Although Nave’s colorful wavetable display—which you can rotate in three dimensions—is its most visually striking element, it only hints at the sounds it can generate on your iPad.
If you own an iPad, new and more powerful music apps constantly demand your attention. The most formidable iOS-based synth I’ve seen yet is Nave, from pioneering hardware and software synth maker Waldorf. The depth and versatility of its sound engine and the sophistication of its user interface make it well worth your attention.
In addition to blending internal wavetable and analog-style synthesis, Nave generates new sounds by resynthesizing audio files and performing a type of text-to-speech conversion I’ve never seen before. Because it’s compatible with Core MIDI and Audiobus, you can control Nave from sequencer apps or external hardware, and you can route its output to effects processing and recording apps on your iPad.
Architectural Engineering All oscillator and wavetable parameters are on the Wave page. (Note: A wavetable is a series of individual waveforms arranged in a particular order.) Various modulation sources let you control the part of the wavetable you’re hearing at any given moment. You can also open a full wavetable display, which has a ribbon controller to scroll through the wavetable or manually freeze playback at any point. To supplement the two independent wavetables, Nave has a pair of analog-type oscillators and an Überwave function that multiplies the oscillators to create as many as eight signals.
To create your own wavetables, type any word or phrase into the Talk tool, and Nave will generate a wavetable that duplicates what you’ve typed. Yes, it sounds robotic, but it’s rich in formants. You can also export a WAV file from your computer to the Nave Documents folder in iTunes (or copy it from other apps), and Nave will resynthesize the audio into a new wavetable.
Nave’s resonant low/high/bandpass filter offers selectable slopes and a Drive stage with five types of distortion. It also has three loopable ADSR generators, an assignable X/Y control pad, a modulation matrix with eight scalable slots, and a comprehensive arpeggiator.
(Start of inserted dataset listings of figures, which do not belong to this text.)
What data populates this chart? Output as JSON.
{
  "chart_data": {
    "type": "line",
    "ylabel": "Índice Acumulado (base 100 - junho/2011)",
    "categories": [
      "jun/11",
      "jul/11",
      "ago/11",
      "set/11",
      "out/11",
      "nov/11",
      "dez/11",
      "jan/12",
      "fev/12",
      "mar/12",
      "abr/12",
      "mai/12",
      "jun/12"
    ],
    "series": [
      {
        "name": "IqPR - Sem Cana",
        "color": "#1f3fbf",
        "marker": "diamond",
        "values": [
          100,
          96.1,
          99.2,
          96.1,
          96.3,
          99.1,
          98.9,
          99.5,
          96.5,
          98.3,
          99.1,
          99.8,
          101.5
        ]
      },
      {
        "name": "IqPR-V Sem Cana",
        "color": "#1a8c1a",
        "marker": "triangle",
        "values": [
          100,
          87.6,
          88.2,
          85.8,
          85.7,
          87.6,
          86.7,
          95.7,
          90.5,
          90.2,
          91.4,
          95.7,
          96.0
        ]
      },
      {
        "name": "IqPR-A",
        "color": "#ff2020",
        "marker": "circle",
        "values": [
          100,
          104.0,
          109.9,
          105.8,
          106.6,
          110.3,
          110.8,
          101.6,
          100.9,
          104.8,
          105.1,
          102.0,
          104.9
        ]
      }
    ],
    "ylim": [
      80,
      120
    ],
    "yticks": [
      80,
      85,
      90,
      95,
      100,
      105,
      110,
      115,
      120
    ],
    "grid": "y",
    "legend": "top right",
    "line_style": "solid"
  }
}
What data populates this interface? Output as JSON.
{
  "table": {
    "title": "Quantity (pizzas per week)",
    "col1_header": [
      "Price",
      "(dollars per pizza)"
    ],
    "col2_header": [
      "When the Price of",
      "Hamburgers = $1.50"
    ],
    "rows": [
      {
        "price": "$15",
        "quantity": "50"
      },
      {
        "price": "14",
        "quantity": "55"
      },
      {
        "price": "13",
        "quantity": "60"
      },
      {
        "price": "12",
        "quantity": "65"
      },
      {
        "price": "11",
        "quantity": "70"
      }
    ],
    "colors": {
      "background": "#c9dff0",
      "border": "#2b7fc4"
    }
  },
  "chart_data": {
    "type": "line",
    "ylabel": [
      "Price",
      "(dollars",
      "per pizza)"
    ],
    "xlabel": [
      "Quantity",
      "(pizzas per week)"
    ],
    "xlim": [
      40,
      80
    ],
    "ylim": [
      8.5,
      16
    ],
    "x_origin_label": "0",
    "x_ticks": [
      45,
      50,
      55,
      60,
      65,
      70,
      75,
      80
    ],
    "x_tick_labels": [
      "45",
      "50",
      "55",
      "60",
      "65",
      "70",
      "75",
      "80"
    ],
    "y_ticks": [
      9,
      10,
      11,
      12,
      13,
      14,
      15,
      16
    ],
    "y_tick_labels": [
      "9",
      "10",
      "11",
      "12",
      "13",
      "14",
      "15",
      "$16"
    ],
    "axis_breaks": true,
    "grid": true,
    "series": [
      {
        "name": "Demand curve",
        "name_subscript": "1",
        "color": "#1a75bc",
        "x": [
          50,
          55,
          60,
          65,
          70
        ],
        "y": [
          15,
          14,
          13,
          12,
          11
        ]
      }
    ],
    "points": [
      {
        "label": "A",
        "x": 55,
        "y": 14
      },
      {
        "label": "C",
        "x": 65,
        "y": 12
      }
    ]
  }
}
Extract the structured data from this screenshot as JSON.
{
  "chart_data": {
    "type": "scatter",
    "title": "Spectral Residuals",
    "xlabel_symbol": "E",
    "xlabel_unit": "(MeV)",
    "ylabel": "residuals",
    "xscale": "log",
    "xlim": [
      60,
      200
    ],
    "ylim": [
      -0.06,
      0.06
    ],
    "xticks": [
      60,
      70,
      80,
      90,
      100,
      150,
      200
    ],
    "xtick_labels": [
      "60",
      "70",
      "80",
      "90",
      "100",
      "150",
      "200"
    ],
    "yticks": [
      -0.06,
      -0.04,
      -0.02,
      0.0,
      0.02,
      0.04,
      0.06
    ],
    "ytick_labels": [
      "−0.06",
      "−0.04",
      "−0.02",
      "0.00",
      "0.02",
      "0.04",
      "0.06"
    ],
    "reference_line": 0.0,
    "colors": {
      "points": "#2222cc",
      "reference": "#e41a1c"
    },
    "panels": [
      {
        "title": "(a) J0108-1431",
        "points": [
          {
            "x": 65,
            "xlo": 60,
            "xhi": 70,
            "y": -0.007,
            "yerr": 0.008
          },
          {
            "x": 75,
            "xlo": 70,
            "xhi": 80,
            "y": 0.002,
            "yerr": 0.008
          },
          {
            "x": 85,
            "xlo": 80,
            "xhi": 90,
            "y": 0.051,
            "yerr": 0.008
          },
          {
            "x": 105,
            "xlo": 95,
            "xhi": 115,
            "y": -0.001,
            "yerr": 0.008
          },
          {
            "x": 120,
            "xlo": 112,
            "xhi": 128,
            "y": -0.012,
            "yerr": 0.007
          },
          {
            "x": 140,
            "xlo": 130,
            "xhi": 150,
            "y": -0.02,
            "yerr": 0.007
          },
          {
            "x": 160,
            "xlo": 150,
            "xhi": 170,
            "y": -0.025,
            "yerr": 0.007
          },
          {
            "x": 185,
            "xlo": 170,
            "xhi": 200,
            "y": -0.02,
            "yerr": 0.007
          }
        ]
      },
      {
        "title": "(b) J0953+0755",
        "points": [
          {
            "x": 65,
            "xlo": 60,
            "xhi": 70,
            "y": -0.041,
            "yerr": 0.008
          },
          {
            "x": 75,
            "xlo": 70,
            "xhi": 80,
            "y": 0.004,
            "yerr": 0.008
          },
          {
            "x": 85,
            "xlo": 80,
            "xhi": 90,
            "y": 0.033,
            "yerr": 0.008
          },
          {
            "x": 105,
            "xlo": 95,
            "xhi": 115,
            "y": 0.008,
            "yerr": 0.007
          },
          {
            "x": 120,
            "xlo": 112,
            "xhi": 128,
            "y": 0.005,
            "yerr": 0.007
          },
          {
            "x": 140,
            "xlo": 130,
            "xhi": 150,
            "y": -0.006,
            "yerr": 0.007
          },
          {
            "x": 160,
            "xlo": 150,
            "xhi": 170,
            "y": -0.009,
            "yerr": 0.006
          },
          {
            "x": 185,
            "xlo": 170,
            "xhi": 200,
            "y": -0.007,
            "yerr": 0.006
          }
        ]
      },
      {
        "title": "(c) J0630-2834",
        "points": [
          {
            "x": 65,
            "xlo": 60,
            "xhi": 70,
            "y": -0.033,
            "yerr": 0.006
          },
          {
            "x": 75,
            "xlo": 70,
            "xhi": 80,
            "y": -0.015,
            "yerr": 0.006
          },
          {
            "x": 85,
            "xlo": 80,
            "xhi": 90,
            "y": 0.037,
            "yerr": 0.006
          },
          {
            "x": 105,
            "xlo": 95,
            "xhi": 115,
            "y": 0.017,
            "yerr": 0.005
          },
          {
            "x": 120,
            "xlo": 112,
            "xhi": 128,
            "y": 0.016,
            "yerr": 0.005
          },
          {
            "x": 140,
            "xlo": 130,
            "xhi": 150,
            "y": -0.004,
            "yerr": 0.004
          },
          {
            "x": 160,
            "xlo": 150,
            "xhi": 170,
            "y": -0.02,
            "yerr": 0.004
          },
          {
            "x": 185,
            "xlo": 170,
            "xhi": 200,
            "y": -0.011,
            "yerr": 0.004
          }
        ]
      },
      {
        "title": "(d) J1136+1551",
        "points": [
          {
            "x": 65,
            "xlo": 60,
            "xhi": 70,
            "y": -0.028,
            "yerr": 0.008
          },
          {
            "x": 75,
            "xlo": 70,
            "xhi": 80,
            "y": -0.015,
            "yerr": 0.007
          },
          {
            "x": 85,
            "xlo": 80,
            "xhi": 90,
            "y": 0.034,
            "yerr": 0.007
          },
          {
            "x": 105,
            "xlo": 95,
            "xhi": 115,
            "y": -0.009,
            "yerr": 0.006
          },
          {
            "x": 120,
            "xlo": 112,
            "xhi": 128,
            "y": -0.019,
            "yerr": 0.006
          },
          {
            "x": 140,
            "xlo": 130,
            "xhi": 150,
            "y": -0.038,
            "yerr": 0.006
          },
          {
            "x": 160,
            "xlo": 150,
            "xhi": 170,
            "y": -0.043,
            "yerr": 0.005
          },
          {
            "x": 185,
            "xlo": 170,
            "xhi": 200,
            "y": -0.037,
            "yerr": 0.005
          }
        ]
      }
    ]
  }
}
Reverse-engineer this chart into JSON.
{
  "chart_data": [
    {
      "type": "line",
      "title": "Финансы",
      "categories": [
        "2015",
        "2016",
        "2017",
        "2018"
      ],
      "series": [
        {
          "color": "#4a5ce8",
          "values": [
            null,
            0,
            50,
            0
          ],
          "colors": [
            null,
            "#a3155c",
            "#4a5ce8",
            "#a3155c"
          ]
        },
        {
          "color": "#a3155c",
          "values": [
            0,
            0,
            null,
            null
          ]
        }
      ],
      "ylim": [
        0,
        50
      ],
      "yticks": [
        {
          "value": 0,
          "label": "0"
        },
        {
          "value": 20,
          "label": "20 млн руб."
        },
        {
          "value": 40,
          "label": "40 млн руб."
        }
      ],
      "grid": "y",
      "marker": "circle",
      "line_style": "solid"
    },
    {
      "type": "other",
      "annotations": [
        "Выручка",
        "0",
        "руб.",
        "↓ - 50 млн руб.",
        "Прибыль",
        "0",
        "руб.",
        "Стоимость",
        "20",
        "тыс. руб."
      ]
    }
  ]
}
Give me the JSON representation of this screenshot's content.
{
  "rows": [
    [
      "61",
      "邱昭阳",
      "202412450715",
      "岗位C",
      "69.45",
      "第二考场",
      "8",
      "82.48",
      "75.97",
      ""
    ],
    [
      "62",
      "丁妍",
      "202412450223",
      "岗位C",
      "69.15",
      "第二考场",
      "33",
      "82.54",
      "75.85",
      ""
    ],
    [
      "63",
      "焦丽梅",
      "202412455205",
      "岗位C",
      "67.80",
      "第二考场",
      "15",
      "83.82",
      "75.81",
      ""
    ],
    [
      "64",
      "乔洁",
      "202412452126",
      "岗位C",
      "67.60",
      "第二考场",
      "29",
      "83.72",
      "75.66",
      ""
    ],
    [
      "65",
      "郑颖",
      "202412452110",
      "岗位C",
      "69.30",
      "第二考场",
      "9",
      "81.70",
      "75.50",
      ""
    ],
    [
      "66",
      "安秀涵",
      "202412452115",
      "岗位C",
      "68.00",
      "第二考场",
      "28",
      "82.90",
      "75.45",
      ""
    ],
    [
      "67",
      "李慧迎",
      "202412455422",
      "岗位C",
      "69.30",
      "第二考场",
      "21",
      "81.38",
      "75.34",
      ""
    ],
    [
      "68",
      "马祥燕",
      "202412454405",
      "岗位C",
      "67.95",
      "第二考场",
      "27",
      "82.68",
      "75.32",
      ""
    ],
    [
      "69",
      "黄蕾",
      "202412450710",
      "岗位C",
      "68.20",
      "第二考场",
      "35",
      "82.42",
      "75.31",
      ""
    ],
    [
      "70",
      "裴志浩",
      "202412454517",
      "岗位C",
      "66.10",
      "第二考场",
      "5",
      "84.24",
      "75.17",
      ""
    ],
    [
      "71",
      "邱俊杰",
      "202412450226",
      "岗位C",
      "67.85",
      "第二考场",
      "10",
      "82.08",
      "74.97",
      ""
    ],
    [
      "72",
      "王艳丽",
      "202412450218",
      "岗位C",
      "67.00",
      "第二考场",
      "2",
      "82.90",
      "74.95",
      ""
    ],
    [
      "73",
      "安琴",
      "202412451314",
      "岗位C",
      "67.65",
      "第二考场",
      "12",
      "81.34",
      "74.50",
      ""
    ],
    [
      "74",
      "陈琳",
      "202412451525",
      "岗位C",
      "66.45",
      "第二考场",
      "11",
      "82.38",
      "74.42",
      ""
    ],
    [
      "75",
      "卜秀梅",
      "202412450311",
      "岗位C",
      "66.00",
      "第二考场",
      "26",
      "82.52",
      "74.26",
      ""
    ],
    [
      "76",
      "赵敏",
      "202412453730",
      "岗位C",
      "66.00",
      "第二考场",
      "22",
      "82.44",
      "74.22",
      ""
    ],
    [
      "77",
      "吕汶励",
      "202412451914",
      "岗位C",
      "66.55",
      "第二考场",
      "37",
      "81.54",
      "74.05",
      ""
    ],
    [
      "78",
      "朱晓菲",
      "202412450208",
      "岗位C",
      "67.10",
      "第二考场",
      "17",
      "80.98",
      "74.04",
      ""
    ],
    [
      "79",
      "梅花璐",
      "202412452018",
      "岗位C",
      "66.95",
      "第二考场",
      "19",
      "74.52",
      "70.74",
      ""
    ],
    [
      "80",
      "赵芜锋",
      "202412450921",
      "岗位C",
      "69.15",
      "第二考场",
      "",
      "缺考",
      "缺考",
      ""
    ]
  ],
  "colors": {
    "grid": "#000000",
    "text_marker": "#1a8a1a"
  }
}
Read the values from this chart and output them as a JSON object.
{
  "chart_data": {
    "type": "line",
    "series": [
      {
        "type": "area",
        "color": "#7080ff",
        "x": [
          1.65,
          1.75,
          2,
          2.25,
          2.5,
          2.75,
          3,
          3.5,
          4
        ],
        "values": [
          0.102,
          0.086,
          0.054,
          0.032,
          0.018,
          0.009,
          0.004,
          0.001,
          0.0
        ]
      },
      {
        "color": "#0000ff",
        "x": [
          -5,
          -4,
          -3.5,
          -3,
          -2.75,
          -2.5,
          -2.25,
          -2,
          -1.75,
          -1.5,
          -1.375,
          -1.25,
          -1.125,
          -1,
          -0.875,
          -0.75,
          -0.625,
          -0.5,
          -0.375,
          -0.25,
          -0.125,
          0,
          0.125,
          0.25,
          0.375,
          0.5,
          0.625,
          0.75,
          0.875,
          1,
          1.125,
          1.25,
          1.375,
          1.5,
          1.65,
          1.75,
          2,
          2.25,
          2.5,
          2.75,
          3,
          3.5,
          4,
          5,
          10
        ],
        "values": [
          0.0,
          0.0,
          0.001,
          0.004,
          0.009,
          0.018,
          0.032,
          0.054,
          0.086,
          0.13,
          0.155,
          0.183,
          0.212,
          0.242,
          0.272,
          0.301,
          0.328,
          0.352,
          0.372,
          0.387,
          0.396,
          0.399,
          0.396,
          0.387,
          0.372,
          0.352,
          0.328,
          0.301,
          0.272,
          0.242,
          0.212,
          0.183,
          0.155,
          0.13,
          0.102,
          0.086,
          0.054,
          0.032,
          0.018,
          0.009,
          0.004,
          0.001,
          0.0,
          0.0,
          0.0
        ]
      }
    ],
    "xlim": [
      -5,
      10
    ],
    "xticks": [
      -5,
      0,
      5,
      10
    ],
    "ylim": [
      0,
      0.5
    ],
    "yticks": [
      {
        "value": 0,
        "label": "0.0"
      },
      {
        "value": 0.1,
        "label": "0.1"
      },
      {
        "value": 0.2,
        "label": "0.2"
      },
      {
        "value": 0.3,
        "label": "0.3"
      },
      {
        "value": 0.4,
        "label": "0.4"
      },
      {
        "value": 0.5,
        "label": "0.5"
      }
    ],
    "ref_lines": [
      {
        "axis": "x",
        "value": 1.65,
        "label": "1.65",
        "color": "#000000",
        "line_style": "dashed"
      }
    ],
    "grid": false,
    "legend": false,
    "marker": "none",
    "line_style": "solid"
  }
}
Alongside effects such as chorus and flanging, you get delay, reverb, compression, and 3-band EQ. An onboard 4-track recorder called Tape lets you record, import, and export audio files, as well as loop, edit, and mixdown your recordings.
As an alternative to the standard piano-style keyboard, you have the choice of using the blades, which resemble the capacitive keypads on a Buchla synthesizer. You can control filter cutoff or other modulation parameters based on the vertical position of your finger on the blade. You can also specify whether the blades play chromatically or in one of 23 other scales and modes.
Hands on in the Real World Nave’s implementation of wavetable synthesis is an impressive accomplishment on any platform. I’m doubly impressed that it’s written for the iPad. I can only hope that Waldorf will someday port it over to Mac and Windows.
Many of the included sounds are downright inspiring, and I often got lost (in a good way) programming new sounds myself. If you’re new to wavetable synthesis, Nave does a laudable job of helping you grasp how it works. With my iPad connected to my audio interface and monitors, I heard the same subtle coarseness I hear from all iPad apps, but I wouldn’t hesitate to include Nave on any recording. Whether you’re a serious synthesist or you just like to dabble, you’ll never be sorry you downloaded Nave.
Former senior editor Geary Yelton has been writing for Electronic Musician since its first issue. He lives in Asheville, NC.
STRENGTHS: Powerful synthesis capabilities. Resynthesizes audio files. Comes with some spectacular sounds. Astonishingly low cost.
LIMITATIONS: With so many included sounds, it cries out for a searchable database.